La corriente está al norte. Mucho más al norte. Donde nadie sospecharía. Un día, llega un Andrés de Urdaneta, entra en nuestra taberna, donde ya nos hemos asentado y hecho a la idea de que lo mejor es pasar la vida resignadamente. Sus palabras te sacuden. Nos sacuden. “¡Al norte! ¡Tenemos que navegar más al norte!”, exclama, al borde de la excitación. La mayoría le mira con sorna o compasión, y retoma su lánguida y resignada conversación. Algunos sienten, sin embargo, que se enciende una antigua llama que parecía extinguida y de la que habían olvidado su calor. Y deciden embarcar. Probar una vez más. Sólo una vez más. Confiar en encontrar ese viento, esa corriente que nos arrastre. Está al norte. Mucho más al norte. Y llega el día en que se halla.

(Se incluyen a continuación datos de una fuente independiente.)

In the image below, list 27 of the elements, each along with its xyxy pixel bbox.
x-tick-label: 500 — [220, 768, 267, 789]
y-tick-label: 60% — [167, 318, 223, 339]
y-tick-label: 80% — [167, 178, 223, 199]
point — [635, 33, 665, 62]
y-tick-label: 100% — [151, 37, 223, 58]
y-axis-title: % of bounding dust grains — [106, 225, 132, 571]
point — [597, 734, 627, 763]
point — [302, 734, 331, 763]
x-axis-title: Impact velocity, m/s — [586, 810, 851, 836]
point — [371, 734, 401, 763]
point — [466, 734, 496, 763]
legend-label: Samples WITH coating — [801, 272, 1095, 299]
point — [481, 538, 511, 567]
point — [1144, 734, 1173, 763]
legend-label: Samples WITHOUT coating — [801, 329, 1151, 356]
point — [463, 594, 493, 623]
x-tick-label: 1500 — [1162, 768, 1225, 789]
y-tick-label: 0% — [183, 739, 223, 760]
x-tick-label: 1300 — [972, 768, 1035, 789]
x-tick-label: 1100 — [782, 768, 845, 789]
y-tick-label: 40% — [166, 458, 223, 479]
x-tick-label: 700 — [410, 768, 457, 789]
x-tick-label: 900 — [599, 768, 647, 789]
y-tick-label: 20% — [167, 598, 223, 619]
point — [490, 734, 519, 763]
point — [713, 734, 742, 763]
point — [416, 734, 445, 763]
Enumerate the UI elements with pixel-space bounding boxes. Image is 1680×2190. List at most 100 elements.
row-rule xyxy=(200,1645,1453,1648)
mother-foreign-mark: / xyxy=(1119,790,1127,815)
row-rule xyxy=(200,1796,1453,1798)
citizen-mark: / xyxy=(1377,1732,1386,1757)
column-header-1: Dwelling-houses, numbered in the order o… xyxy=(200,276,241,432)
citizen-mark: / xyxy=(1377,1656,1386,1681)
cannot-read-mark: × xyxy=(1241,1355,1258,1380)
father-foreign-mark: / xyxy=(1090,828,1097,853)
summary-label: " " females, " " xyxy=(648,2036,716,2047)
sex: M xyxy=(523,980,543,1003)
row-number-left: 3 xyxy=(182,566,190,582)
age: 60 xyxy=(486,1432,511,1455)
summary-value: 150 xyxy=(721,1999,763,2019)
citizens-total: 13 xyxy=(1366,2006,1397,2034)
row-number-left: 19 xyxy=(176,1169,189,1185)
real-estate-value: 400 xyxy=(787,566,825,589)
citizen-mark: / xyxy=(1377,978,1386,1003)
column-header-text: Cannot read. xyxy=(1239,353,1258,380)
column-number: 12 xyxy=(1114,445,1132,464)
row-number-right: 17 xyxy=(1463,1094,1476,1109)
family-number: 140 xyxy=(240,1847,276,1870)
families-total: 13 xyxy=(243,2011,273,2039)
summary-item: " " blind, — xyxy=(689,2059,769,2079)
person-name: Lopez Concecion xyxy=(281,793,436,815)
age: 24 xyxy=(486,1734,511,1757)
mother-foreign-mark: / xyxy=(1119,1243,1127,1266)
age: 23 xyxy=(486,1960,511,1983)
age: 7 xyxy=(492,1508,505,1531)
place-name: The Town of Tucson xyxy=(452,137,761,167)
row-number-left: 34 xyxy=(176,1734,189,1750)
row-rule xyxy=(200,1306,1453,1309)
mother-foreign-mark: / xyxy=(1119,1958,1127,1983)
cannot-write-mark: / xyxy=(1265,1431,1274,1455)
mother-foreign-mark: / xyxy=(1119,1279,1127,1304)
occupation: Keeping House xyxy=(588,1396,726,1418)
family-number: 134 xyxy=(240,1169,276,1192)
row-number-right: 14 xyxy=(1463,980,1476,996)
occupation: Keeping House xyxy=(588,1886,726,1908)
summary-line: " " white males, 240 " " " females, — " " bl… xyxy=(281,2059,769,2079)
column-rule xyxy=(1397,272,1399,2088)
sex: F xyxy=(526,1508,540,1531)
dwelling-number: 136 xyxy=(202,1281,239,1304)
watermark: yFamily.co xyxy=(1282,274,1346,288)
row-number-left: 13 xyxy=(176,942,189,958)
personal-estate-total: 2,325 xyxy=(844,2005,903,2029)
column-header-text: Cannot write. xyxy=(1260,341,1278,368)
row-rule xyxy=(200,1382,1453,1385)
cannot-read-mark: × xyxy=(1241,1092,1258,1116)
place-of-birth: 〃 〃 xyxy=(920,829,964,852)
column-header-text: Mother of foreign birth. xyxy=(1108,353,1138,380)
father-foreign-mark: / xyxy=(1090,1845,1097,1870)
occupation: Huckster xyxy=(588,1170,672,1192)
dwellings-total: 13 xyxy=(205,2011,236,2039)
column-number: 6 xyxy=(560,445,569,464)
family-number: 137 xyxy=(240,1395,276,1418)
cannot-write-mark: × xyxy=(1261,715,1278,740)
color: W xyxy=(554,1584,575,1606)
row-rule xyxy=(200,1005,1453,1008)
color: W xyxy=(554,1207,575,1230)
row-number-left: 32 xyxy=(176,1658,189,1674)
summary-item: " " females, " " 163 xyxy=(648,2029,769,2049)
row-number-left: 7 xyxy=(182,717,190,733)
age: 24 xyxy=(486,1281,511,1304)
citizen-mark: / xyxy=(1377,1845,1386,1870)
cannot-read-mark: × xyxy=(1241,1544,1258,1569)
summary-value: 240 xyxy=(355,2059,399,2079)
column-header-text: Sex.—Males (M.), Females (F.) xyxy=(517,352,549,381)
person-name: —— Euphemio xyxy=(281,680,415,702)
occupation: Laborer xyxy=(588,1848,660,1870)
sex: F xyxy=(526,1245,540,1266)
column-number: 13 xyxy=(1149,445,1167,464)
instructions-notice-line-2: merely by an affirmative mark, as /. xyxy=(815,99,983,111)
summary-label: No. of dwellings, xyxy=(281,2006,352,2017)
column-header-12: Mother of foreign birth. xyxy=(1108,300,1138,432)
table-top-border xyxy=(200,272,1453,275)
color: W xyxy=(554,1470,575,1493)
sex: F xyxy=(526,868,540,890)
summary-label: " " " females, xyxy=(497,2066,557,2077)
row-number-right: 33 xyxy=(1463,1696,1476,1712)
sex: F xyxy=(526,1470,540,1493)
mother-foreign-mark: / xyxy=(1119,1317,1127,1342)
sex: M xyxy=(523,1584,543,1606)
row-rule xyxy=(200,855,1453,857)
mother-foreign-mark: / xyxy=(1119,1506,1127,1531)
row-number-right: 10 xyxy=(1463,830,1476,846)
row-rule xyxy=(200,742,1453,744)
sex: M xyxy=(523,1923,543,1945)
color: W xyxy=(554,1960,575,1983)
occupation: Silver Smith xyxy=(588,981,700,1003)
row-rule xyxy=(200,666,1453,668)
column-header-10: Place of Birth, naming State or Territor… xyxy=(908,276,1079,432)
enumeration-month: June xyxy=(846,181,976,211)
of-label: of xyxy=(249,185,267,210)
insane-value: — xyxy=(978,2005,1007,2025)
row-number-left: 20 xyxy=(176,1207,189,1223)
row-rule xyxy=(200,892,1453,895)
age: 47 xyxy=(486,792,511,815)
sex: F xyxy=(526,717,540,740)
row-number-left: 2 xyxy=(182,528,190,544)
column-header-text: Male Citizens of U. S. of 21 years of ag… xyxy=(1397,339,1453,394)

Esa corriente existe en la Iglesia. Ese viento impetuoso es real. Es, claro, el Espíritu Santo. Pero es necesario abandonar tierra firme y adentrarse en las aguas misteriosas de la fe, donde las cartas de navegación enmudecen; donde las brújulas del sentido común callan; donde los astrolabios de la razón humana son silenciados, porque no tienen nada que decir. En cierto modo, cada cristiano tiene una corriente del Espíritu que debe de descubrir en el océano de su alma, porque será la única que le llevará a buen puerto.